This sort of plain-spoken statement seems to becoming a more common response to complaints about faculty who express themselves offensively, and my understanding is that this is now the recommended course of action by the AAU, as it has been by the AAUP since McCarthyism if not earlier. In my view it’s a much more sensible approach than pursuing disciplinary actions, as UO did against Prof Shurtz. And it has the added benefit of using the First Amendment for its intended purpose – promoting open discussion no matter how repugnant to those with power – rather than violating it.
From InsideHigherEd here:
Indiana University at Bloomington will not terminate Eric Rasmusen, professor of business economics and public policy, for the “stunningly ignorant” views he expressed on social media. So said Provost Lauren Robel this week amid calls that Rasmusen be fired.

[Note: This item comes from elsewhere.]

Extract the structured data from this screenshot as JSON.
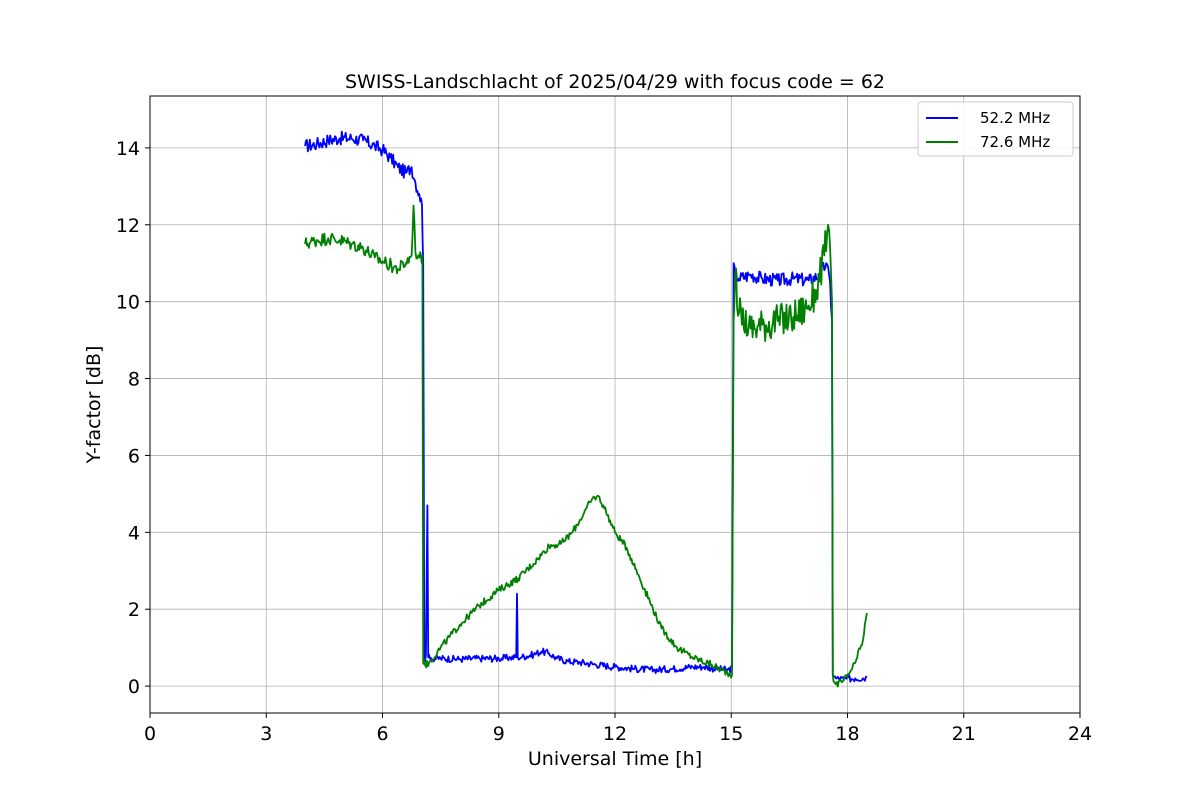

Rasmusen “has, for many years, used his private social media accounts to disseminate his racist, sexist and homophobic views,” Robel wrote in a statement. “When I label his views in this way, let me note that the labels are not a close call, nor do his posts require careful parsing to reach these conclusions.”
‘Not a Close Call’
At the same time, “We cannot, nor would we, fire Professor Rasmusen for his posts as a private citizen, as vile and stupid as they are, because the First Amendment of the U.S. Constitution forbids us to do so,” Robel said. That’s “not a close call,” either.